Lucy deu uma risada leve e rápida. 

- Isso é bem Frank Montgrow. Sobre o Raymond, eu o forcei a aprofundar seu papel de quase testemunha ocular. Funcionou. Ele deu detalhes sobre o tal homem caracterizado de mímico que viu saindo da tenda de Ronald Foster pouco antes de encontra-lo morto. Reconheceu mesmo de longe. O cara se chama Spike, ex-funcionário do circo, era palhaço, mas foi expulso por um motivo que Raymond nunca soube por Foster nunca se abrir com ninguém sobre isso. Reymond entrou no circo pouco depois da demissão de Spike, mas conseguiu acha-lo e ficou amigo dele. Spike virou mesmo mímico, entretendo pessoas nas ruas... ou pelo menos tentando. Isso porque da última vez que o viu, Reymond disse que ele parecia deprimido com a falta de sucesso nessa vida que escolheu. Nunca mais foi aceito em nenhum circo, parece que o caso repercutiu. 

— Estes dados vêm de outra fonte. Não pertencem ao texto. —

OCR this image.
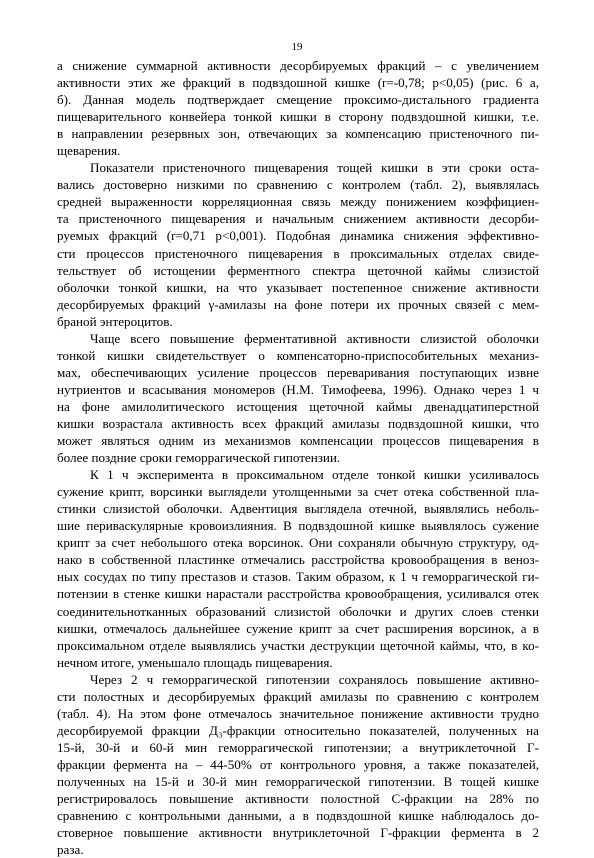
19

а снижение суммарной активности десорбируемых фракций – с увеличением
активности этих же фракций в подвздошной кишке (r=-0,78; p<0,05) (рис. 6 а,
б). Данная модель подтверждает смещение проксимо-дистального градиента
пищеварительного конвейера тонкой кишки в сторону подвздошной кишки, т.е.
в направлении резервных зон, отвечающих за компенсацию пристеночного пи-
щеварения.

Показатели пристеночного пищеварения тощей кишки в эти сроки оста-
вались достоверно низкими по сравнению с контролем (табл. 2), выявлялась
средней выраженности корреляционная связь между понижением коэффициен-
та пристеночного пищеварения и начальным снижением активности десорби-
руемых фракций (r=0,71 p<0,001). Подобная динамика снижения эффективно-
сти процессов пристеночного пищеварения в проксимальных отделах свиде-
тельствует об истощении ферментного спектра щеточной каймы слизистой
оболочки тонкой кишки, на что указывает постепенное снижение активности
десорбируемых фракций γ-амилазы на фоне потери их прочных связей с мем-
браной энтероцитов.

Чаще всего повышение ферментативной активности слизистой оболочки
тонкой кишки свидетельствует о компенсаторно-приспособительных механиз-
мах, обеспечивающих усиление процессов переваривания поступающих извне
нутриентов и всасывания мономеров (Н.М. Тимофеева, 1996). Однако через 1 ч
на фоне амилолитического истощения щеточной каймы двенадцатиперстной
кишки возрастала активность всех фракций амилазы подвздошной кишки, что
может являться одним из механизмов компенсации процессов пищеварения в
более поздние сроки геморрагической гипотензии.

К 1 ч эксперимента в проксимальном отделе тонкой кишки усиливалось
сужение крипт, ворсинки выглядели утолщенными за счет отека собственной пла-
стинки слизистой оболочки. Адвентиция выглядела отечной, выявлялись неболь-
шие периваскулярные кровоизлияния. В подвздошной кишке выявлялось сужение
крипт за счет небольшого отека ворсинок. Они сохраняли обычную структуру, од-
нако в собственной пластинке отмечались расстройства кровообращения в веноз-
ных сосудах по типу престазов и стазов. Таким образом, к 1 ч геморрагической ги-
потензии в стенке кишки нарастали расстройства кровообращения, усиливался отек
соединительнотканных образований слизистой оболочки и других слоев стенки
кишки, отмечалось дальнейшее сужение крипт за счет расширения ворсинок, а в
проксимальном отделе выявлялись участки деструкции щеточной каймы, что, в ко-
нечном итоге, уменьшало площадь пищеварения.

Через 2 ч геморрагической гипотензии сохранялось повышение активно-
сти полостных и десорбируемых фракций амилазы по сравнению с контролем
(табл. 4). На этом фоне отмечалось значительное понижение активности трудно
десорбируемой фракции Д₃-фракции относительно показателей, полученных на
15-й, 30-й и 60-й мин геморрагической гипотензии; а внутриклеточной Г-
фракции фермента на – 44-50% от контрольного уровня, а также показателей,
полученных на 15-й и 30-й мин геморрагической гипотензии. В тощей кишке
регистрировалось повышение активности полостной С-фракции на 28% по
сравнению с контрольными данными, а в подвздошной кишке наблюдалось до-
стоверное повышение активности внутриклеточной Г-фракции фермента в 2
раза.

- Eu é que não vou passar pano pra um suposto assassino por ele estar sem eira nem beira. - disse Frank.

- Me dá pena alguém lidando com a escassez de oportunidades na vida, mas tenho que agir como minha profissão demanda. Tudo indica que ele é o culpado, mas precisamos de uma prova ainda mais concreta que o enquadre, até porque Spike estava desarmado e a perícia confirmou que os golpes na cabeça de Foster foram de machado, isso que torna esse caso estranho. Reymond não o denunciou como suspeito por ele ser mudo. A propósito, consegui endereço da casa dele. - disse Lucy entregando um papelzinho à Frank - E além disso, consegui nomes e localizações de veteranos da época do Spike.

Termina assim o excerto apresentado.